The Bonus Gap You Can't See
New research suggests male leaders are rewarded for both outcomes and perceived intentions, while women are judged primarily on measurable performance.
Here’s the good news: new research shows that, when it comes to determining bonuses, both men and women are judged on measurable results.
Here’s the bad news: men are also judged on their perceived intentions, while women are not.
According to researchers at the University of Exeter Business School, there's a "gender criteria gap" in how leaders are evaluated and rewarded.
As the authors of the study, which was this month published in the International Economic Review, put it: "Different criteria are being used to judge and remunerate men and women. For men, outcomes matter, but the underlying perception of what a man has done also matters. For women, only outcomes matter, and the perception of what a woman has done does not."

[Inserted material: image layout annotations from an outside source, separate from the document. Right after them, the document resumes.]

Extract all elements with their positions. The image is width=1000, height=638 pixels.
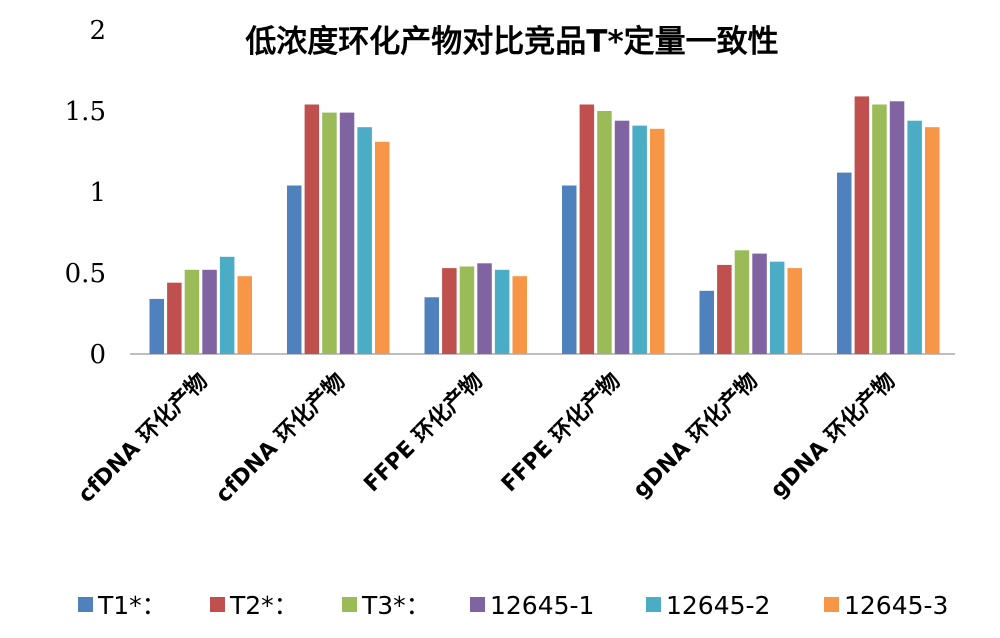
category-label: FFPE 环化产物 [359, 368, 488, 497]
bar [339, 112, 355, 354]
bar [322, 112, 337, 354]
bar [424, 297, 439, 354]
legend-swatch [78, 597, 93, 612]
bar [925, 127, 940, 354]
bar [787, 268, 802, 354]
bar [907, 120, 922, 354]
legend-swatch [646, 597, 661, 612]
bar [889, 101, 905, 354]
legend-item: 12645-3 [824, 591, 948, 620]
legend-label: 12645-3 [844, 591, 948, 620]
legend: T1*： T2*： T3*： 12645-1 12645-2 12645-3 [78, 591, 948, 620]
bar [237, 276, 252, 354]
bar [219, 256, 235, 354]
bar [287, 185, 302, 354]
category-label: cfDNA 环化产物 [210, 368, 350, 508]
legend-item: T2*： [210, 591, 299, 620]
y-tick-label: 0 [89, 340, 106, 370]
bar [304, 104, 320, 354]
bar [872, 104, 887, 354]
legend-swatch [210, 597, 225, 612]
legend-label: T1*： [97, 591, 167, 620]
bar [375, 141, 390, 354]
bar [459, 266, 475, 354]
category-label: FFPE 环化产物 [496, 368, 625, 497]
y-tick-label: 2 [89, 16, 106, 46]
bar [717, 264, 732, 354]
bar [752, 253, 767, 354]
bar [769, 261, 785, 354]
y-tick-label: 0.5 [65, 259, 106, 289]
bar [632, 125, 647, 354]
bar [442, 268, 457, 354]
bar [699, 290, 714, 354]
bar [149, 298, 164, 354]
bar [167, 282, 182, 354]
bar [734, 250, 750, 354]
bar [614, 120, 630, 354]
bar [579, 104, 595, 354]
bar [184, 269, 200, 354]
bar [597, 111, 612, 354]
category-label: gDNA 环化产物 [628, 368, 763, 503]
y-tick-label: 1 [89, 178, 106, 208]
legend-item: T1*： [78, 591, 167, 620]
bar [650, 128, 665, 354]
bar [202, 269, 217, 354]
y-axis-ticks: 0 0.5 1 1.5 2 [65, 16, 106, 370]
bars [149, 96, 940, 355]
legend-item: 12645-2 [646, 591, 770, 620]
category-label: gDNA 环化产物 [765, 368, 900, 503]
legend-swatch [342, 597, 357, 612]
bar [477, 263, 492, 354]
bar [854, 96, 870, 355]
bar [357, 127, 372, 354]
legend-label: 12645-2 [666, 591, 770, 620]
category-label: cfDNA 环化产物 [73, 368, 213, 508]
bar [512, 276, 527, 354]
y-tick-label: 1.5 [65, 97, 106, 127]
legend-item: 12645-1 [470, 591, 594, 620]
legend-swatch [824, 597, 839, 612]
legend-label: T3*： [361, 591, 431, 620]
legend-swatch [470, 597, 485, 612]
bar [837, 172, 852, 354]
chart-title: 低浓度环化产物对比竞品T*定量一致性 [244, 24, 778, 60]
legend-label: 12645-1 [490, 591, 594, 620]
bar [562, 185, 577, 354]
bar [494, 269, 510, 354]
legend-label: T2*： [229, 591, 299, 620]
legend-item: T3*： [342, 591, 431, 620]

In other words, when a man delivers a strong result, evaluators may also credit qualities such as leadership, initiative, vision, or strategic thinking. Those perceived intentions can boost assessments of his contribution and, ultimately, his compensation.
Women, by contrast, are more likely to be judged strictly on outcomes alone. If the numbers are good, they are rewarded. If they're not, they're penalized. But they receive less credit for the motivations, effort, or leadership qualities that may have produced those results in the first place.
That matters because bonus decisions are often particularly susceptible to bias. Unlike base salaries, which are typically tied to formal pay bands, market benchmarks, or standardized review processes, bonuses frequently involve more managerial discretion. The criteria can be less transparent and more subjective, creating more room for perceptions and assumptions to influence outcomes. In industries such as banking, where annual bonuses can make up a substantial share of total compensation, even small differences in how employees are evaluated can have significant financial consequences.